From 1525, Jacques du Tremblay signs from the Cisterciens [Trappist monks] a lease of periodical payment (rent), by virtue of which the baron and noble land of Conturbie is yielded to him. From this date, this branch of the family will be designated thus in the region: Tremblay dits Barons [Tremblay, known as the Barons].
According to all likelihood, the Barony of Conturbie has not been definitively granted to Tremblay as a complete property, but only as tenure for one century. This land, situated on the course of the river Avre, in close vicinity to the forge of Gaillon, comprised a modest borough, as well as a parish.
The Tremblay family will hold this Barony nearly a century, the lease of canon periodical payment (rent) usually covering maximum period of 99 years. However, the area will pass from one branch of the Tremblay family to another.
The death of Jacques, in 1544, begins a difficult period for the Tremblay family. His heirs are obliged to give up a part of their land. Nevertheless in 1565 one finds the trace of parcels of land being brought together as undertaken by Gallien Tremblay, son of Jacques.
Then we have the intervention of Thomas Tremblay, one of the son of Gallien, in 1565.
He is asked here sell two parcels of land to Thomas Freschot, residing in the parish of Conturbie: first, a half a parcel of land situated to the Hermitage and part of the fief of the Abbey of La Trappe, then a separate land arpent from the first located by the path that goes from Conturbie to Chennebrun. The first parcel is enclosed in the earlier described Barony of Conturbis, Tremblay land.

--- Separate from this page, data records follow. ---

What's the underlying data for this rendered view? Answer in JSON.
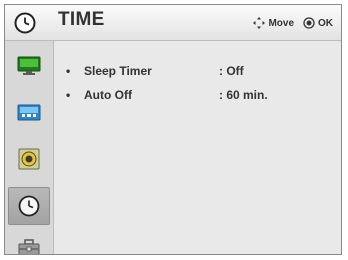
{
  "header": {
    "title": "TIME",
    "hints": {
      "move_label": "Move",
      "ok_label": "OK"
    }
  },
  "sidebar": {
    "items": [
      {
        "icon": "picture-icon",
        "active": false
      },
      {
        "icon": "screen-icon",
        "active": false
      },
      {
        "icon": "audio-icon",
        "active": false
      },
      {
        "icon": "clock-icon",
        "active": true
      },
      {
        "icon": "toolbox-icon",
        "active": false
      }
    ]
  },
  "menu": {
    "bullet": "•",
    "items": [
      {
        "label": "Sleep Timer",
        "value": ": Off"
      },
      {
        "label": "Auto Off",
        "value": ": 60 min."
      }
    ]
  },
  "colors": {
    "panel_bg": "#e9e9e9",
    "text": "#333333",
    "active_tab": "#a8a8a8"
  }
}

Does the salesman, Thomas Tremblay, presume to hold this land by inheritance of title as a descendant of the said Tremblay « Barons »? Other evidence shows, that this land was already claimed by Michel Tremblay. As for the second parcel, the long of which passes equally the road of Conturbie to Chennebrun, it touches by an extremity to the river Avre and spreads between land belonging, on one side, to Jean Tremblay, master of forge, and the other, to Mathry Tremblay.
Years that follow show, little by little, the disappearance of their inheritence. In 1577, the Trappist monks institute an inquiry about the Barony once held by Jacques Tremblay. Effectively Cisterciens [Trappist monks during this period] that have been lords of this area for centuries, put the land to auctions. 13 December 1577, Dame Marguerite Auvé, widow of Claude Gruel of the Frette, high and powerful lord of The Ventrouze, carry to Evreux an offer to be included in these auctions for Conturbis. But when all is said and done, it is again to Tremblay that the Barony is awarded. The area passes fome one branch of the Tremblay family to the other. Descendants of Jacques Tremblay are thus parted of the area. As much cause of the prosperity of forge masters us are known, as much those of the misfortune of « Barons » escape us.